Jul 16-22, 2018: Possible good times for aerospace industry at Farnborough Airshow
UNITED KINGDOM - An uptick in the global economy gives aerospace manufacturers at the 2018 Farnborough International Airshow reason to hope for a record year, optimism an irked Russia can’t share: it won’t be allowed to exhibit a major money spinner – military hardware.
The flying displays of the latest civilian and military aircraft each afternoon at Britain’s biggest military and civilian aviation event are a major draw for industry and public visitors. The Royal Air Force can be counted on for flying displays and exhibits that highlight its centenary in 2018.
The International Monetary Fund sees global growth on the rise, from 3.6 percent in 2017 to 3.7 percent in 2018 after several dismal years. Typically, good financial news translates into healthy sales at the major air shows.
Russian Farnborough visitors and exhibitors have faced visa embargoes and heavy restrictions on participation since Moscow’s annexation of Crimea. In Nov 2017 Russian Deputy Prime Minister Dmitry Rogozin criticized Farnborough organizers for their refusal to accept Russian military hardware at the 2018 show. “It is silly to deprive your visitors of a chance to see the world’s best combat aviation that had played a decisive role in the outcome of the Syrian war,” Rogozin wrote on his Facebook page, according to a TASS report.

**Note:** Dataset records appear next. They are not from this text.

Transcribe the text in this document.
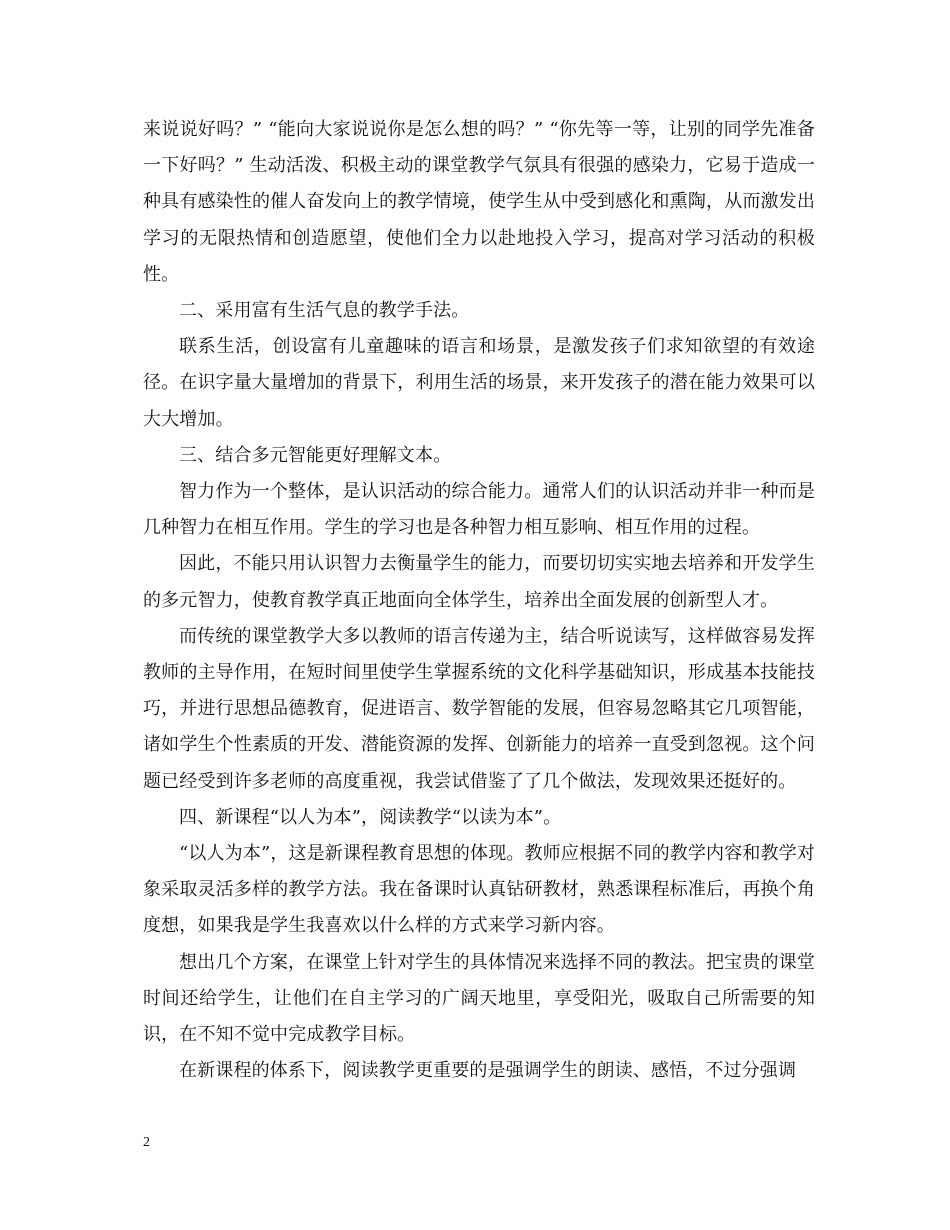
来说说好吗？” “能向大家说说你是怎么想的吗？” “你先等一等，让别的同学先准备一下好吗？” 生动活泼、积极主动的课堂教学气氛具有很强的感染力，它易于造成一种具有感染性的催人奋发向上的教学情境，使学生从中受到感化和熏陶，从而激发出学习的无限热情和创造愿望，使他们全力以赴地投入学习，提高对学习活动的积极性。

二、采用富有生活气息的教学手法。

联系生活，创设富有儿童趣味的语言和场景，是激发孩子们求知欲望的有效途径。在识字量大量增加的背景下，利用生活的场景，来开发孩子的潜在能力效果可以大大增加。

三、结合多元智能更好理解文本。

智力作为一个整体，是认识活动的综合能力。通常人们的认识活动并非一种而是几种智力在相互作用。学生的学习也是各种智力相互影响、相互作用的过程。

因此，不能只用认识智力去衡量学生的能力，而要切切实实地去培养和开发学生的多元智力，使教育教学真正地面向全体学生，培养出全面发展的创新型人才。

而传统的课堂教学大多以教师的语言传递为主，结合听说读写，这样做容易发挥教师的主导作用，在短时间里使学生掌握系统的文化科学基础知识，形成基本技能技巧，并进行思想品德教育，促进语言、数学智能的发展，但容易忽略其它几项智能，诸如学生个性素质的开发、潜能资源的发挥、创新能力的培养一直受到忽视。这个问题已经受到许多老师的高度重视，我尝试借鉴了了几个做法，发现效果还挺好的。

四、新课程“以人为本”，阅读教学“以读为本”。

“以人为本”，这是新课程教育思想的体现。教师应根据不同的教学内容和教学对象采取灵活多样的教学方法。我在备课时认真钻研教材，熟悉课程标准后，再换个角度想，如果我是学生我喜欢以什么样的方式来学习新内容。

想出几个方案，在课堂上针对学生的具体情况来选择不同的教法。把宝贵的课堂时间还给学生，让他们在自主学习的广阔天地里，享受阳光，吸取自己所需要的知识，在不知不觉中完成教学目标。

在新课程的体系下，阅读教学更重要的是强调学生的朗读、感悟，不过分强调

2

Russia has a vested interest in overcoming its irritation and resisting any temptation to boycott Farnborough. The show typically welcomes some 56 civil delegations from 23 countries and 81 military delegations from 50 countries. Fortune magazine notes that it is trying to rejuvenate domestic industrial production to make the country less dependent on foreign firms. It needs buyers for its new Irkut MC-21, which it sees as competition to Boeing and Airbus jets in the same class, and as a rival for the new Chinese C919 passenger jet. Western analysts cited by Reuters in 2017 say that both Russia and China face a huge challenge to shatter the transatlantic airplane duopoly.
Chinese company Comac had a significant presence at the 2016 Farnborough show, an indication of its determination to challenge the transatlantic pair.